Once at the Rehabilitation Hospital, the POW’s were regaining their strength and energy by the day. They were getting into all kinds of mischief. The Head Doctor, who was military, began assigning them to light work details, mostly cleaning up and washing windows. The soldiers complained to the military and got the orders overturned. A former POW cannot be ordered to perform such tasks on a military base, which the hospital technically was. The shenanigans continued.

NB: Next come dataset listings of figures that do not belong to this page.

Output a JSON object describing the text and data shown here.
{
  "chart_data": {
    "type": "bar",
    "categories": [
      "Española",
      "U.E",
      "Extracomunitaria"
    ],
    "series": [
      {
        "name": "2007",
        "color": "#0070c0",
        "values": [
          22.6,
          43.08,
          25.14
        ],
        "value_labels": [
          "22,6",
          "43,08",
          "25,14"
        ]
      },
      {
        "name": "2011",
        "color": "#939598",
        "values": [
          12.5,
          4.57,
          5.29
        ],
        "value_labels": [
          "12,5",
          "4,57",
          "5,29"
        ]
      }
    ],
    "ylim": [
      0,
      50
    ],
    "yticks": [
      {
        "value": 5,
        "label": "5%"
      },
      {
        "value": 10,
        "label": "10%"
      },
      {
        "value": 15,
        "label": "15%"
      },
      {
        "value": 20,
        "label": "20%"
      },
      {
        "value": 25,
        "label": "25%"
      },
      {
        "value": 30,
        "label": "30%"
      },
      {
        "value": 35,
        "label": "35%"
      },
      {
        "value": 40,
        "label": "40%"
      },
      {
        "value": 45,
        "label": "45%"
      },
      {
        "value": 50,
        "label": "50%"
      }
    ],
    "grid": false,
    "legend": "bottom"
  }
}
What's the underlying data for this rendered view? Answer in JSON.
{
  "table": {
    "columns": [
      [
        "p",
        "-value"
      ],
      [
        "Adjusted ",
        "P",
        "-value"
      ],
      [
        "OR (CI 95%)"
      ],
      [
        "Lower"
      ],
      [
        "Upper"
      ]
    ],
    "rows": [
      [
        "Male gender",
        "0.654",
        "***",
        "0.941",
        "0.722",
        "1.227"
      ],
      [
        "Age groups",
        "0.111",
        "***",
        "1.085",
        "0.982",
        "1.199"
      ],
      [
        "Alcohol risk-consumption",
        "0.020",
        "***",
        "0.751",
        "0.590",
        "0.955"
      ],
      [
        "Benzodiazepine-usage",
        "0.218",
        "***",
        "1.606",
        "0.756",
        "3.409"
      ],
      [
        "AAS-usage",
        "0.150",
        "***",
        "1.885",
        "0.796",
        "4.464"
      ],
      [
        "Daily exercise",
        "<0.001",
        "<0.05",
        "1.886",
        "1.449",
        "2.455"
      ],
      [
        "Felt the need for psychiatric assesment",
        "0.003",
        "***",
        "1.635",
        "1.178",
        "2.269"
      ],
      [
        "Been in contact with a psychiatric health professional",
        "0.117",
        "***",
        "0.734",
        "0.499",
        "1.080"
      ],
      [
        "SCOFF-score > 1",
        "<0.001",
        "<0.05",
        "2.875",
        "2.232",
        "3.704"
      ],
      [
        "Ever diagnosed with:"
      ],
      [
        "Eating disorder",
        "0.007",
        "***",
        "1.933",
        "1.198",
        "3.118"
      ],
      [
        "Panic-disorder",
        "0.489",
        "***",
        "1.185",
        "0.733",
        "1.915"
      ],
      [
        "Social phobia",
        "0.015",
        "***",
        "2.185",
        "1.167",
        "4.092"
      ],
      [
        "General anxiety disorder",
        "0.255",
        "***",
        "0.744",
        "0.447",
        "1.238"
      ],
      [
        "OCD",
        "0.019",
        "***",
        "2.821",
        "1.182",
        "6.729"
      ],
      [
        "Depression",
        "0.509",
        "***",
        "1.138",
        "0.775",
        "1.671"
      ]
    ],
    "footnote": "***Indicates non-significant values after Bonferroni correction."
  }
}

The soldiers had three and a half years back pay due them and they had at the hospital a cashier to provide them with access to that back pay in the form of advances on it. One troubled soldier took money every day and headed to town to drink. He drank excessively and everyone knew it. The doctors could not order him to stop and he did not listen to advice. He died of alcohol poisoning within months, never getting back home to his family.
That completed the night’s story. Uncle Bill was drained by the telling of the story, the last segment bringing him to a somber place. My son had been entertained enough and my father and I were dumbstruck. We all needed a rest from the visit.
My father that evening heading back to our hotel was in shock. He could not believe what he had heard. He had never heard any of those tales before. We discussed whether it was all the books and television shows about the POW experiences and broader WW II experiences made it okay to discuss these things, or maybe he needed to talk about it after keeping it to himself that long. Another thing that struck us was that the narrative began with the wars’ end, not being drafted, the details of Army life or capture, the Death March, the prison experience beyond the propaganda. The Japanese were mentioned only about propaganda, and the bulk of the narrative was him and his comrades in arms against the establishment trying to bring them back home. The memory and questions of that visit will stay with me forever. I will never know the answers to my questions, both my father and my Uncle Bill passed away in 2006. The lesson for me is; my perpetual advice to my son is; ask questions.